Het doen van aangifte en het ondergaan van een medisch onderzoek na eenmalig seksueel geweld
Summary
Dit onderzoek richt zich op het detecteren van individuele en situationele verschillen ten tijde van een eenmalige verkrachting, en de mate waarin depressie- en posttraumatische stressklachten ervaren worden. Slachtoffers werden ingedeeld in vier groepen naar het wel of niet doen van aangifte en/of het wel of niet ondergaan van een medisch. Er werd zodoende getracht een duidelijker beeld te schetsen van de groep slachtoffers die wel formele hulp zoekt en de groep slachtoffers die deze hulp niet zoekt.
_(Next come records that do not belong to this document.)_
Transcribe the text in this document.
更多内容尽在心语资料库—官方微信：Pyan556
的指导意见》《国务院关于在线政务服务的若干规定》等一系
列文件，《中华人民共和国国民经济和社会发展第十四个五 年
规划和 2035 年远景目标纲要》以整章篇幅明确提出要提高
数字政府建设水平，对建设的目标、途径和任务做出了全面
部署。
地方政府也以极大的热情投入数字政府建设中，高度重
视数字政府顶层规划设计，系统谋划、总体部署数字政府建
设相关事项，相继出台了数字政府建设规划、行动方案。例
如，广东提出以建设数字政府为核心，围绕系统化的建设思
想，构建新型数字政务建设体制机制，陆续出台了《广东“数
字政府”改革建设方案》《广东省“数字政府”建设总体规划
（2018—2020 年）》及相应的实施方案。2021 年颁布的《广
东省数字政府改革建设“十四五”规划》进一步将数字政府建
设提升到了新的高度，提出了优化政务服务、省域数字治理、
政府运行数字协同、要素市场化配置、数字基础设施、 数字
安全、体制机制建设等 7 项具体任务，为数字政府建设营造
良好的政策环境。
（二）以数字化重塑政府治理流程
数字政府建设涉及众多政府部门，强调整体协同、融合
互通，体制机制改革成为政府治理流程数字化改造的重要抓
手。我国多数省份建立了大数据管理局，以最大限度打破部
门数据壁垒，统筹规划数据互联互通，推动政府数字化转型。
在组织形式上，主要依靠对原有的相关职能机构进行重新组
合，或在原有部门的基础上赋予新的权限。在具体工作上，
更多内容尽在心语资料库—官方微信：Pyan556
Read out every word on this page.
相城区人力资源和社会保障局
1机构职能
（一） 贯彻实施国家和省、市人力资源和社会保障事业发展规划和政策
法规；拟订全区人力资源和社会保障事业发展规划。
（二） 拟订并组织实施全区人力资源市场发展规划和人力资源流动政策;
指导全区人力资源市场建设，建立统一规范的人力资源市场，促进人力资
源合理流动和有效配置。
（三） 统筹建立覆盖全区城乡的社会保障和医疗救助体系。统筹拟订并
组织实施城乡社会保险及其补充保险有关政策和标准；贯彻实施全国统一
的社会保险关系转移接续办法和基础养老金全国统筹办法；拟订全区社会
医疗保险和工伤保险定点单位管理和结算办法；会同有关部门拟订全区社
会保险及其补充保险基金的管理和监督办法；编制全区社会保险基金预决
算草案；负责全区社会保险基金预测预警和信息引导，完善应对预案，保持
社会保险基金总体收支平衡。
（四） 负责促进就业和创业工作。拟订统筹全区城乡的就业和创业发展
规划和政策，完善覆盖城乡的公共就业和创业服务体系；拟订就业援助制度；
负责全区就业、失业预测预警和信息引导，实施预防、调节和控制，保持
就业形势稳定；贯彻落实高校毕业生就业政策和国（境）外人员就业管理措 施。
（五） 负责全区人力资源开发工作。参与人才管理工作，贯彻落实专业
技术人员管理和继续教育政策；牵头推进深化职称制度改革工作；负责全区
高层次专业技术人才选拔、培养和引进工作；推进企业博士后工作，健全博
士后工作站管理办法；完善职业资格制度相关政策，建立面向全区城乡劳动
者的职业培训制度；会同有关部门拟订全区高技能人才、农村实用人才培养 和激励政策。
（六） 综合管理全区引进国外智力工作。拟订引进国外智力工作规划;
De onderzoekspopulatie bestond uit 139 adolescente meisjes die een eenmalige verkrachting hebben meegemaakt. Binnen dit retrospectieve semikwalitatieve onderzoek werden de gegevens betreffende de verschillende kenmerken en klachten verzameld middels een klinisch interview en de zelfrapportage vragenlijsten TSCC, CBCL-YSR en CBCL-PRF. Ter aanvulling zijn er een interviews afgenomen bij politie en arts. Significante verschillen tussen de vier groepen werden gevonden op de variabelen ‘bekendheid van de dader’, ‘relatie tussen dader en slachtoffer’, ‘de periode sinds seksueel geweld en de aanmelding van behandeling’ en ‘type penetratie’. Een opvallende bevinding was dat er geen verschillen werden gevonden op klachten. Geconcludeerd werd dat voornamelijk de ouders het initiatief nemen in het zoeken naar formele hulpbronnen, negatieve sociale reacties nog steeds ervaren worden met name wanneer situatie niet op een stereotype verkrachting lijkt, er na een orale verkrachting minder vaak een medisch onderzoek ondergaan wordt en meisjes die een intieme relatie met de dader hebben zowel juridische als medische hulp vermijden. Naar aanleiding van deze bevindingen zijn aanbevelingen gedaan voor zowel psychologische, juridische en medische hulpverlening.